Almost as long as it's ever been, in fact.
But nothing like as long as it will take to refill this largest reservoir that's wholly within Baker County, said Jeff Colton, manager of the Baker Valley Irrigation District.
After four years of drought, it probably will take two winters with deeper than average mountain snowpacks to replenish Phillips, which gathers the waters of the Powder River and several minor tributaries.
Water from the reservoir irrigates more than 30,000 acres of crops, mainly in Baker Valley.
"I'm hoping we'll start pulling out of this cycle," Colton said. "I'm ready for it."
That cycle has depleted the reservoir, which is about 17 miles southwest of Baker City, to its lowest level since 2001, and to its third-lowest volume since Mason Dam was built in the late 1960s.
As of Wednesday morning the reservoir was holding about 2,780 acre-feet of water.
That's about 4 percent of its capacity of 73,500 acre-feet.
The reservoir has been lower in the last week of September just twice — in 2001, when the volume was 2,665 acre-feet on this date, and in 1988, when it was 1,318 acre-feet.

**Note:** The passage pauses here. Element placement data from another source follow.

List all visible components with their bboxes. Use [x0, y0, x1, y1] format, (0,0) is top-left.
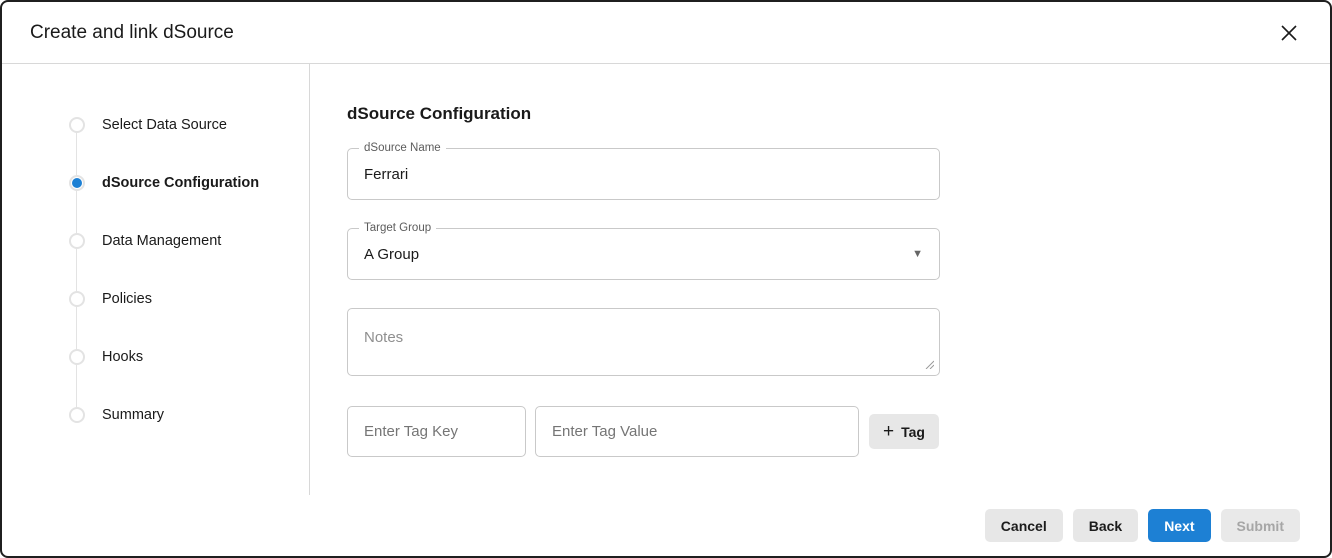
create-dsource-dialog: Create and link dSource Select Data Sour… — [0, 0, 1332, 558]
notes-textarea[interactable] — [347, 308, 940, 376]
add-tag-button[interactable]: + Tag — [869, 414, 939, 449]
wizard-stepper: Select Data Source dSource Configuration… — [2, 64, 310, 495]
step-label: Data Management — [102, 233, 221, 249]
notes-field — [347, 308, 940, 376]
chevron-down-icon: ▼ — [912, 248, 923, 260]
step-hooks[interactable]: Hooks — [2, 328, 309, 386]
step-label: Policies — [102, 291, 152, 307]
dsource-name-field: dSource Name — [347, 148, 940, 200]
step-select-data-source[interactable]: Select Data Source — [2, 96, 309, 154]
step-policies[interactable]: Policies — [2, 270, 309, 328]
tag-key-input[interactable] — [347, 406, 526, 457]
step-circle-icon — [69, 349, 85, 365]
target-group-label: Target Group — [359, 221, 436, 236]
target-group-select[interactable]: Target Group A Group ▼ — [347, 228, 940, 280]
dsource-name-input[interactable] — [364, 166, 923, 183]
dialog-footer: Cancel Back Next Submit — [2, 495, 1330, 556]
step-label: dSource Configuration — [102, 175, 259, 191]
next-button[interactable]: Next — [1148, 509, 1210, 542]
step-label: Hooks — [102, 349, 143, 365]
tag-value-input[interactable] — [535, 406, 859, 457]
close-icon — [1280, 24, 1298, 42]
step-circle-active-icon — [69, 175, 85, 191]
step-circle-icon — [69, 407, 85, 423]
target-group-value: A Group — [364, 246, 904, 263]
dialog-title: Create and link dSource — [30, 22, 234, 44]
step-summary[interactable]: Summary — [2, 386, 309, 444]
back-button[interactable]: Back — [1073, 509, 1138, 542]
tag-entry-row: + Tag — [347, 406, 940, 457]
submit-button[interactable]: Submit — [1221, 509, 1300, 542]
dialog-body: Select Data Source dSource Configuration… — [2, 64, 1330, 495]
step-circle-icon — [69, 117, 85, 133]
step-circle-icon — [69, 291, 85, 307]
step-label: Summary — [102, 407, 164, 423]
step-dsource-configuration[interactable]: dSource Configuration — [2, 154, 309, 212]
dialog-header: Create and link dSource — [2, 2, 1330, 64]
cancel-button[interactable]: Cancel — [985, 509, 1063, 542]
dsource-name-label: dSource Name — [359, 141, 446, 156]
dsource-configuration-panel: dSource Configuration dSource Name Targe… — [310, 64, 1330, 495]
step-data-management[interactable]: Data Management — [2, 212, 309, 270]
step-label: Select Data Source — [102, 117, 227, 133]
add-tag-button-label: Tag — [901, 424, 925, 440]
panel-heading: dSource Configuration — [347, 104, 1330, 124]
plus-icon: + — [883, 422, 894, 441]
step-circle-icon — [69, 233, 85, 249]
close-button[interactable] — [1276, 20, 1302, 46]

Mark Ward, who with his brother, Craig, raises potatoes, wheat, alfalfa and peppermint on their family's farm in Baker Valley, said the current drought is the worst he's seen since he graduated from college in 1979.
"Maybe a single year was worse, but this is prolonged," Ward said.
With the reservoir failing to reach even half full this spring, the irrigation district was able to dole out much less water than is available during a year when Phillips refills — 1.25 acre-feet of water per acre of land, as compared with 3.5 acre-feet.
Ward said the water shortage forced his family to leave about 15 percent of its acreage fallow.
Nor was the scarcity of water from Phillips Reservoir the only challenge this year.
Rainfall, too, was scanty during the growing season.
Rain totals have been below average every month this year except July.
Even if precipitation during October, November and December is average, 2016 will be the second-driest year on record at the airport, where statistics date to 1943.
Only 2002, when precipitation totaled 5.63 inches, would be drier.
The annual average at the airport is 10.15 inches.
Barring an abnormally soggy autumn, 2016 will be the fourth year in the past five that's drier than usual.
And although the amount of water in Phillips Reservoir is influenced more by the snowpack in the Elkhorn Mountains than by rainfall in Baker Valley, there is a correlation.